When the then 20-year-old American Kathrine Switzer smuggled herself undetected to the start of the traditional Boston Marathon on the morning of April 19, 1967, she had no idea what the consequences of her illegal participation would be. Long-distance races had previously been the exclusive preserve of men. Kathrine Switzer broke a taboo—and what happened at Mile 4 set off a discussion that can be described as a major step in the development of the women's running movement.
The incensed race director Jock Semple tried to push her off the road. Kathrin, however, had taken precautions and enlisted her boyfriend, a 115 kg football player, as a bodyguard. So the organisation boss landed in the ditch, and Kathrine ran on to the finish. These pictures spread around the world.
(Kathrine Switzer at Boston Marathon 1967)

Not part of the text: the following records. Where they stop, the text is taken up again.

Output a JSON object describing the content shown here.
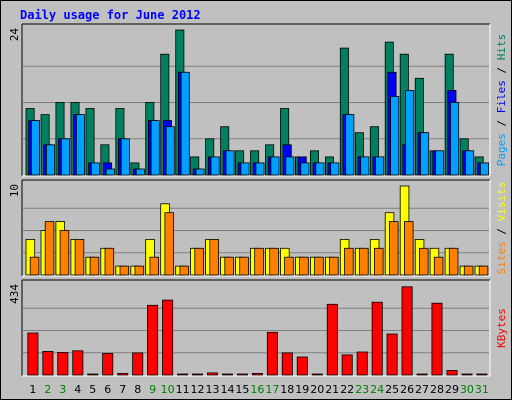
{
  "chart_data": {
    "type": "bar",
    "title": "Daily usage for June 2012",
    "categories": [
      "1",
      "2",
      "3",
      "4",
      "5",
      "6",
      "7",
      "8",
      "9",
      "10",
      "11",
      "12",
      "13",
      "14",
      "15",
      "16",
      "17",
      "18",
      "19",
      "20",
      "21",
      "22",
      "23",
      "24",
      "25",
      "26",
      "27",
      "28",
      "29",
      "30",
      "31"
    ],
    "weekend_days": [
      "2",
      "3",
      "9",
      "10",
      "16",
      "17",
      "23",
      "24",
      "30",
      "31"
    ],
    "panels": [
      {
        "id": "pages-files-hits",
        "ymax_label": "24",
        "ymax": 24,
        "right_label": [
          {
            "text": "Pages",
            "color": "#00a0ff"
          },
          {
            "text": " / ",
            "color": "#000000"
          },
          {
            "text": "Files",
            "color": "#0000ff"
          },
          {
            "text": " / ",
            "color": "#000000"
          },
          {
            "text": "Hits",
            "color": "#008060"
          }
        ],
        "series": [
          {
            "name": "Hits",
            "color": "#008060",
            "values": [
              11,
              10,
              12,
              12,
              11,
              5,
              11,
              2,
              12,
              20,
              24,
              3,
              6,
              8,
              4,
              4,
              5,
              11,
              3,
              4,
              3,
              21,
              7,
              8,
              22,
              20,
              16,
              4,
              20,
              6,
              3
            ]
          },
          {
            "name": "Files",
            "color": "#0000ff",
            "values": [
              9,
              5,
              6,
              10,
              2,
              2,
              6,
              1,
              9,
              9,
              17,
              1,
              3,
              4,
              2,
              2,
              3,
              5,
              3,
              2,
              2,
              10,
              3,
              3,
              17,
              5,
              7,
              4,
              14,
              4,
              2
            ]
          },
          {
            "name": "Pages",
            "color": "#00a0ff",
            "values": [
              9,
              5,
              6,
              10,
              2,
              1,
              6,
              1,
              9,
              8,
              17,
              1,
              3,
              4,
              2,
              2,
              3,
              3,
              2,
              2,
              2,
              10,
              3,
              3,
              13,
              14,
              7,
              4,
              12,
              4,
              2
            ]
          }
        ]
      },
      {
        "id": "visits-sites",
        "ymax_label": "10",
        "ymax": 10,
        "right_label": [
          {
            "text": "Sites",
            "color": "#ff8000"
          },
          {
            "text": " / ",
            "color": "#000000"
          },
          {
            "text": "Visits",
            "color": "#ffff00"
          }
        ],
        "series": [
          {
            "name": "Visits",
            "color": "#ffff00",
            "values": [
              4,
              5,
              6,
              4,
              2,
              3,
              1,
              1,
              4,
              8,
              1,
              3,
              4,
              2,
              2,
              3,
              3,
              3,
              2,
              2,
              2,
              4,
              3,
              4,
              7,
              10,
              4,
              3,
              3,
              1,
              1
            ]
          },
          {
            "name": "Sites",
            "color": "#ff8000",
            "values": [
              2,
              6,
              5,
              4,
              2,
              3,
              1,
              1,
              2,
              7,
              1,
              3,
              4,
              2,
              2,
              3,
              3,
              2,
              2,
              2,
              2,
              3,
              3,
              3,
              6,
              6,
              3,
              2,
              3,
              1,
              1
            ]
          }
        ]
      },
      {
        "id": "kbytes",
        "ymax_label": "434",
        "ymax": 434,
        "right_label": [
          {
            "text": "KBytes",
            "color": "#ff0000"
          }
        ],
        "series": [
          {
            "name": "KBytes",
            "color": "#ff0000",
            "values": [
              205,
              115,
              110,
              118,
              5,
              105,
              8,
              108,
              340,
              365,
              5,
              5,
              10,
              5,
              5,
              8,
              208,
              108,
              88,
              5,
              345,
              98,
              112,
              355,
              200,
              430,
              5,
              350,
              22,
              5,
              5
            ]
          }
        ]
      }
    ]
  }
}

The women's running movement takes off
Four years later, the New York City Marathon, as well as Boston, introduced an official women's classification. In 1973, the first women-only marathon took place in Waldniel, Germany. The pseudo-scientific arguments of the mostly male opponents of women's running, that running harms the female body and is against nature, were gradually reduced to absurdity. Large women's races are becoming more and more commonplace all over the world. The proportion of women in mixed races is also growing steadily; in Germany's parks, you will find Venus more often out running than Mars.
The wave spills over into Berlin
On May 31, 1984, at the premiere of the AVON RUNNING Berlin Women's Run, a total of 645 women took to the starting line of the 10-km race. SCC Berlin, together with Kathrine Switzer, who by then was the winner of the New York City Marathon, and the cosmetics company AVON, set up the first women's run in Berlin. "We were not at all put off by the reactions of some men who asked how we could come to organise a race just for women," remembers Horst Milde, the long-time Race Director of SCC EVENTS. The beginning was made.

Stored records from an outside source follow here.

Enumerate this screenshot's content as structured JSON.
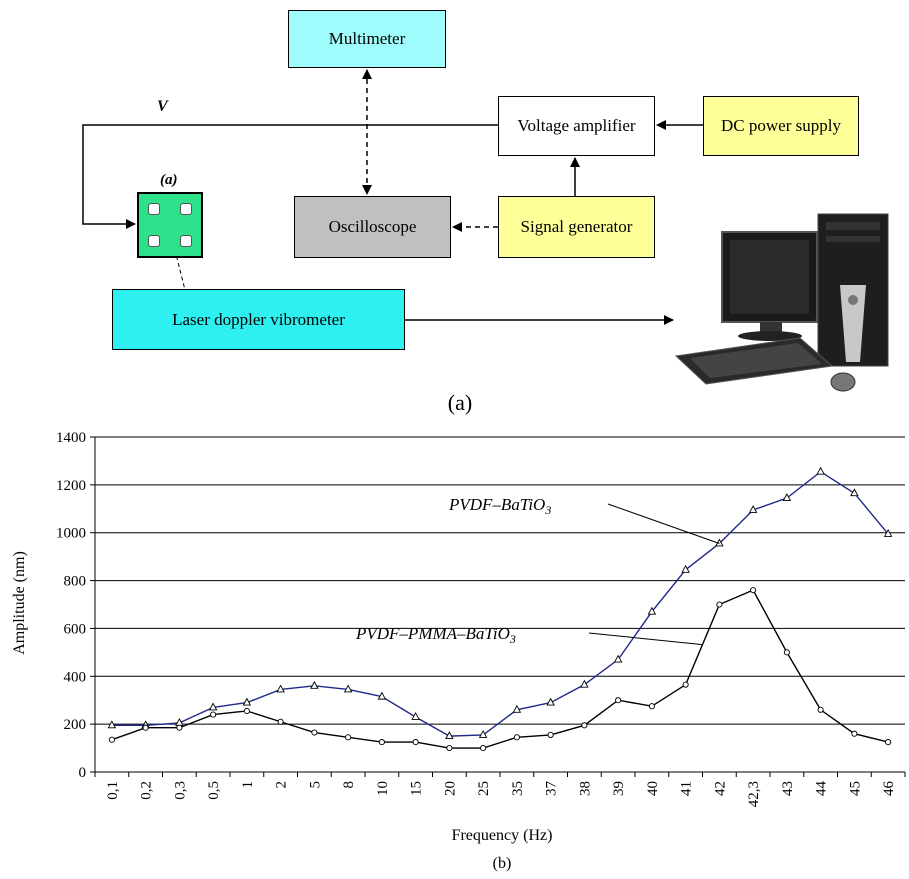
{
  "diagram": {
    "multimeter": "Multimeter",
    "voltage_amplifier": "Voltage amplifier",
    "dc_power_supply": "DC power supply",
    "oscilloscope": "Oscilloscope",
    "signal_generator": "Signal generator",
    "laser_doppler": "Laser doppler vibrometer",
    "voltage_label": "V",
    "sample_label": "(a)",
    "caption": "(a)",
    "colors": {
      "multimeter": "#9ffcfc",
      "amplifier": "#ffffff",
      "dc_power_supply": "#ffff9a",
      "oscilloscope": "#c0c0c0",
      "signal_generator": "#ffff9a",
      "laser_doppler": "#2ff0f0",
      "sample": "#2ee08a"
    },
    "icons": [
      "computer-icon"
    ]
  },
  "chart_data": {
    "type": "line",
    "categories": [
      "0,1",
      "0,2",
      "0,3",
      "0,5",
      "1",
      "2",
      "5",
      "8",
      "10",
      "15",
      "20",
      "25",
      "35",
      "37",
      "38",
      "39",
      "40",
      "41",
      "42",
      "42,3",
      "43",
      "44",
      "45",
      "46"
    ],
    "series": [
      {
        "name": "PVDF–BaTiO3",
        "marker": "triangle",
        "color": "#1f2a8a",
        "values": [
          195,
          195,
          205,
          270,
          290,
          345,
          360,
          345,
          315,
          230,
          150,
          155,
          260,
          290,
          365,
          470,
          670,
          845,
          955,
          1095,
          1145,
          1255,
          1165,
          995
        ]
      },
      {
        "name": "PVDF–PMMA–BaTiO3",
        "marker": "circle",
        "color": "#000000",
        "values": [
          135,
          185,
          185,
          240,
          255,
          210,
          165,
          145,
          125,
          125,
          100,
          100,
          145,
          155,
          195,
          300,
          275,
          365,
          700,
          760,
          500,
          260,
          160,
          125
        ]
      }
    ],
    "ylabel": "Amplitude (nm)",
    "xlabel": "Frequency (Hz)",
    "ylim": [
      0,
      1400
    ],
    "yticks": [
      0,
      200,
      400,
      600,
      800,
      1000,
      1200,
      1400
    ],
    "grid": "horizontal",
    "annotations": [
      {
        "text": "PVDF–BaTiO",
        "sub": "3",
        "series": 0
      },
      {
        "text": "PVDF–PMMA–BaTiO",
        "sub": "3",
        "series": 1
      }
    ],
    "caption": "(b)"
  }
}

"In the following years, the race was always held on "Father's Day" in Berlin's Tiergarten. From the very beginning, the motto was "Running to do good". In cooperation with the Berlin Cancer Society (Berliner Krebsgesellschaft e.V.), donations were collected for women affected by cancer. Here, too, the women's event became an early pioneer for other charity events in Germany.
In the early years, however, the women's race did not develop very quickly and stagnated with registration numbers around 1,000. Three innovations led to the breakthrough in 1995. The Grete-Waitz-Lopet in Oslo, the largest women's race in the world at the time with over 40,000 participants, was taken as a model, and in lieu of the 10-km distance, it was changed to only a relaxed 5-km fun run. The race was no longer held on Ascension Day, but on the last Saturday in May. The start and finish area moved to John Foster Dulles Avenue and the large meadow next to the House of the Cultures of the World, lovingly known as the "Pregnant Oyster". The 10-km course was vehemently requested by the runners. Their wish was granted.

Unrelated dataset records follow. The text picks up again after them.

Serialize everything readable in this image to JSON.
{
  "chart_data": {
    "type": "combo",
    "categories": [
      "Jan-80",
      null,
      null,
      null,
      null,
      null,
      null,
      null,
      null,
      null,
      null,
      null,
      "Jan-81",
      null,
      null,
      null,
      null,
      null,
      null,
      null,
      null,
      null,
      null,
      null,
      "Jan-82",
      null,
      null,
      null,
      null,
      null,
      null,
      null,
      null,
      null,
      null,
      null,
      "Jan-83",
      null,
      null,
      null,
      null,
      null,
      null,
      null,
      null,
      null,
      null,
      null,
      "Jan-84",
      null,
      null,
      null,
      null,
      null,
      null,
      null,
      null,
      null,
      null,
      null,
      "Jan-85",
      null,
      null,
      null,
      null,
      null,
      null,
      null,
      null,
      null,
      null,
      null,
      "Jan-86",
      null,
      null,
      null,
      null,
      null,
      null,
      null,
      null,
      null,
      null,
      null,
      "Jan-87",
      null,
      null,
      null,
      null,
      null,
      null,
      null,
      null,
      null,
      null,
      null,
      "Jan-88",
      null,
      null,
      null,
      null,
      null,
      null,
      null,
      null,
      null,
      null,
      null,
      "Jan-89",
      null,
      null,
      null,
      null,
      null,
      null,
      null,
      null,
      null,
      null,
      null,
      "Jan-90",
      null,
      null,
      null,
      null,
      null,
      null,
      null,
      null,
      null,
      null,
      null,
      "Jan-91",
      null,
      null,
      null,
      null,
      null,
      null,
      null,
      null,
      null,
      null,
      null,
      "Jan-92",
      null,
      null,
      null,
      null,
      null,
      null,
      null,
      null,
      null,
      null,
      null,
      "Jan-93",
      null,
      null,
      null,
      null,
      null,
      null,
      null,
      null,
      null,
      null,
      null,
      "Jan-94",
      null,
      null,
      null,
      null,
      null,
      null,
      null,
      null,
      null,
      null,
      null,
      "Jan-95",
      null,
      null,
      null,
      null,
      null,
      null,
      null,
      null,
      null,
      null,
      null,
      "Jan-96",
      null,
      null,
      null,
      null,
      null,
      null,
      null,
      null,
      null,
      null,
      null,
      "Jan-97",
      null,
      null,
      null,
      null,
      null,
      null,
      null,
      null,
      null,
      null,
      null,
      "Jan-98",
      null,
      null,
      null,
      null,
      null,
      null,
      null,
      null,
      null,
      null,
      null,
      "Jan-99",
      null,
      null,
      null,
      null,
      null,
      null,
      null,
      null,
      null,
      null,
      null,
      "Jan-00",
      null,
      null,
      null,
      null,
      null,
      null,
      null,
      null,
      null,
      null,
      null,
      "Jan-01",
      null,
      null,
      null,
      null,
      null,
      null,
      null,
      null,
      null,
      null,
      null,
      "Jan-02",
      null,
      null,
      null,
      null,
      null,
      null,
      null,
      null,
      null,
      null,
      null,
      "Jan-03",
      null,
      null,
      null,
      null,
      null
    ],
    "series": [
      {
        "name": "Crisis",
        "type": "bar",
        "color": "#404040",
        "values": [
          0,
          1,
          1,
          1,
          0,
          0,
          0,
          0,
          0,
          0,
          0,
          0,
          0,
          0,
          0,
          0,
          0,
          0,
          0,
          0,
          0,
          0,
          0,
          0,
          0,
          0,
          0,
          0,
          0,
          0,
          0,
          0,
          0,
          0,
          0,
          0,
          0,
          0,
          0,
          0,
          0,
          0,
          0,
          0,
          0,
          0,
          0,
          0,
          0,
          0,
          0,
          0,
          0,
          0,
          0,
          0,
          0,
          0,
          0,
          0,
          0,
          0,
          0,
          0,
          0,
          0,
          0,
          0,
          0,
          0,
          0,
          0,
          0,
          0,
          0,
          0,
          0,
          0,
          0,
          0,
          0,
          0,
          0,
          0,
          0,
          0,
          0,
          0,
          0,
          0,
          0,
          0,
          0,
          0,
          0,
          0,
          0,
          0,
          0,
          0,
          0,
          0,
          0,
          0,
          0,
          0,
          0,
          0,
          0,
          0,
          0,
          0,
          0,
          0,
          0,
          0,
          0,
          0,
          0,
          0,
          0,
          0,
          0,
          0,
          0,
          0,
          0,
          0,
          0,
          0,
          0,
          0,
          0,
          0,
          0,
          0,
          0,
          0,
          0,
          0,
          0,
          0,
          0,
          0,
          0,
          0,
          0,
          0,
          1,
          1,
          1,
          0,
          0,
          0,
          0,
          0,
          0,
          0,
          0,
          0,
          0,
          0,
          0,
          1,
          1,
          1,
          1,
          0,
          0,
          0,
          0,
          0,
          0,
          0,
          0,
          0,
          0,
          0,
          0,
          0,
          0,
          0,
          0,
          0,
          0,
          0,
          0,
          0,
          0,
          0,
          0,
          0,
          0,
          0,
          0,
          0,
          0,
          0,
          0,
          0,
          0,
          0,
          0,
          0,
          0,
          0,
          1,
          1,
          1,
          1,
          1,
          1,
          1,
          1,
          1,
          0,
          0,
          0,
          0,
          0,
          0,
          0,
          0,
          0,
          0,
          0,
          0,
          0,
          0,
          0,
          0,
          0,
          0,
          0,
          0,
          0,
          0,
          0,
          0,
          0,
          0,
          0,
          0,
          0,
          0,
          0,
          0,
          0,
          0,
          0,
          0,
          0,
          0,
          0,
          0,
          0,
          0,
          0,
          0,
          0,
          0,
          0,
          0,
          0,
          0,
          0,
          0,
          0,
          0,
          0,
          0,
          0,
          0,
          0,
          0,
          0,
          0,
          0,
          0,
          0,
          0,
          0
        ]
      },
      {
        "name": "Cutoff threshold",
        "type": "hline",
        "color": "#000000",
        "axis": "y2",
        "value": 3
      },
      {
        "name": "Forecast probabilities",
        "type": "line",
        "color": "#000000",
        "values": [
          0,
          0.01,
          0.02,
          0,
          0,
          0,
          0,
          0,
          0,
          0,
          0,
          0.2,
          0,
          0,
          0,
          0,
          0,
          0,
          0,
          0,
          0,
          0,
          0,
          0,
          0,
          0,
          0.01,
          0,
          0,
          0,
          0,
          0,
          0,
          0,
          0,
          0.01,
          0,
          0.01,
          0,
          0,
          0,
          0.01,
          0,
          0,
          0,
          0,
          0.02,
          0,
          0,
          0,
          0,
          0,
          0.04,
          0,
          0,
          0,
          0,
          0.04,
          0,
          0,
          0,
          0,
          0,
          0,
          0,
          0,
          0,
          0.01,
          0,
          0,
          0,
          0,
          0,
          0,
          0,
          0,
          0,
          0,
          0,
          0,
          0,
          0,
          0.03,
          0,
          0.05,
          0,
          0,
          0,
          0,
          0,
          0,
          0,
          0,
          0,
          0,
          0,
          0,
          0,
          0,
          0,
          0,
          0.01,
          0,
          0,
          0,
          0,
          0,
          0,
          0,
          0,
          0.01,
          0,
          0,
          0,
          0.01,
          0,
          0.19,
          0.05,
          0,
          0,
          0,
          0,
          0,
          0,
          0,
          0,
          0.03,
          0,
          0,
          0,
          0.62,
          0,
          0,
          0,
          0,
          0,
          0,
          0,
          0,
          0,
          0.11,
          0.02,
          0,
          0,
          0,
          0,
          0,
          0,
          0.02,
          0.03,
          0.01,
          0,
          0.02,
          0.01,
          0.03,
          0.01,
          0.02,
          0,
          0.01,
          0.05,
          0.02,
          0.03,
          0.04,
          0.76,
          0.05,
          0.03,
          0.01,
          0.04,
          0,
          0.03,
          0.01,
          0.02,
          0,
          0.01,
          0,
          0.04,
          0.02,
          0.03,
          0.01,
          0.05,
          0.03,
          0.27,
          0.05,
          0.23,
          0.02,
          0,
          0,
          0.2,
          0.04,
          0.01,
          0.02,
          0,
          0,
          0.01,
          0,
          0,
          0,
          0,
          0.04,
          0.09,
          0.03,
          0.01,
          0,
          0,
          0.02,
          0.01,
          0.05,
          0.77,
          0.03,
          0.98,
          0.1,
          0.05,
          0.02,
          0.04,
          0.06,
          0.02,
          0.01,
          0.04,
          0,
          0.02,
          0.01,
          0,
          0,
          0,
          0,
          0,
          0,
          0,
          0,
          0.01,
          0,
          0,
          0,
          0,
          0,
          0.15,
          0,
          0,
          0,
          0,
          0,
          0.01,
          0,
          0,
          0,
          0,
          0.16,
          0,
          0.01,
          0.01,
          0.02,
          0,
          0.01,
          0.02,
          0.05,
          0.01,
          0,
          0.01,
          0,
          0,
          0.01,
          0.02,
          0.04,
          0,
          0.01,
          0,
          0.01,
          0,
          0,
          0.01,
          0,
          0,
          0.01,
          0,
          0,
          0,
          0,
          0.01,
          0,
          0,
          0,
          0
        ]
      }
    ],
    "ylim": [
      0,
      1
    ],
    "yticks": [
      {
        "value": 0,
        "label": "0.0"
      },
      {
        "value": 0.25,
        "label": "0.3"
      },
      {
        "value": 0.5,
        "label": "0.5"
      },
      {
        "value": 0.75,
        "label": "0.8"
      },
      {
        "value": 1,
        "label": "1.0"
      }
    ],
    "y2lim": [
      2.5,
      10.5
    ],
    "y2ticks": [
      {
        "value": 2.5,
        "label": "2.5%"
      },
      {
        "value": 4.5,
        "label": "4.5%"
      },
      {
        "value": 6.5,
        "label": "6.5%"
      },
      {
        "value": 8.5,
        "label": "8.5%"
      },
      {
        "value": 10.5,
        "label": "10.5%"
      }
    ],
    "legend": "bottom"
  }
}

From the next year onwards, things grew rapidly upwards for both distances. In 1998, after a 10-year break, AVON returned as title sponsor with a total commitment. For the first time, the number of registrations climbed above 2,000. One year later, twice as many women and girls took to the starting line. The women's race grew inexorably, became more and more international and attracted top female athletes from Germany and Africa.
Growth through change
Due to a lack of space, the organisers moved the start and finish line back to the grand boulevard Straße des 17. Juni between the Brandenburg Gate and the Victory Column in 2003. There is plenty of space here to celebrate many more women's sports festivals. The redesign of the Tiergarten with the widening of some of the park paths enabled ever larger registration numbers in the following years. At the same time, the timing of the women's running day was adjusted.
The first start of the 10 km walkers was moved to the early afternoon. The 10-km run, the final highlight of the event, was started in the early evening as the last of eight races. With a record number of 18,598 participants in 2015, the Berlin Women’s Race was able to establish its position as by far the largest women's run in Germany.
(Katherine Switzer 2012 at the start in Berlin)
Germany's largest charity women's run
The COVID pandemic made it impossible to hold the running event in 2020 and 21. After this dry spell, the women-only event was relaunched in May 2022 with fresh momentum and a new title sponsor. The KoRo Women's Race Berlin is considered the largest charity women's run in Germany. The commitment to the fight against cancer is the focus—as is the shared joy of running.